Difícil começar este texto. Cada letra que sai ainda soa como um grito sem som.

Vulgar soa a vida quando nos apanhamos, de um momento para o outro, num cenário preenchido de lugares-comuns que sempre estereotipamos... nos outros.

Os meus dedos estão gélidos, a minha lapiseira demasiado rija. Esforço-me para emitir alguma sonoridade mental, mas o sistema está danificado. Passa sempre o mesmo. E o mesmo.

Que mal tem respeitar? Que carência de personalidade atractiva é que demonstramos quando evocamos carinho, ou algum tipo genuína simpatia? Onde erramos ao querer  ficar em casa ao ler um livro, em vez de querer ir à festa mais bombástica do ano? Onde falhei?

Sempre preenchido por lugares-comuns como dizia, um deles é questionarmos tudo desde a raiz. Hesitamos na certeza do acto ocorrido, no efeito da palavra proferida. Devia ter sido pior. Devia ter ficado menos chateado... Algo passou e eu não vi.
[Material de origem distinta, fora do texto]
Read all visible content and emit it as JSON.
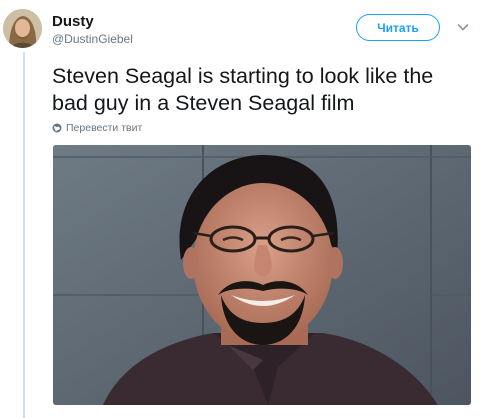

São os dilemas de amar. Não me sinto experiente no assunto, mas já o frequentei. Tão rico como efémero. Tão bonito como merdento. Tão rico como devastador.

Muito falam no amor sem sexo, e no sexo sem amor. E amor sem amizade, existe? Claro que existe. Não se retrata nem se ilustra em actos hostis de errar propositadamente, ou de atingir o parceiro com intenção. Existe sim no desprezo e no egoísmo de proferir todas os sentimentos mais sagrados até ao ponto em que deixam de o ser. Até porque não existem. Como uma mentira que repetimos tantas vezes até que nos começa a parecer verdade. Designa-se isto de mentira confortável à nossa consciência, porque simplesmente se mescla com todas as outras sensações positivas que adquirimos na mesma.

E nós? Nós ficamos como restos desfragmentados, tão tristes como envergonhados por tão banais que nos sentimos. Se na relação em que mais acreditamos são as relações em que nos magoamos mais, a dor de viver torna-se, a partir desse momento, sempre presente. Porque acreditar faz simplesmente parte das nossas vidas.

Depois de escrever algum conjunto de palavras, sinto que ainda nada saiu. Está tudo entranhado, como um cancro. O silêncio continua ensurdecedor. Os meus dedos começam a ficar gelados. E a lapiseira vai ficando mais espessa.

E o relógio, plataforma da minha salvação, prossegue mais imóvel que nunca. Ele, e eu.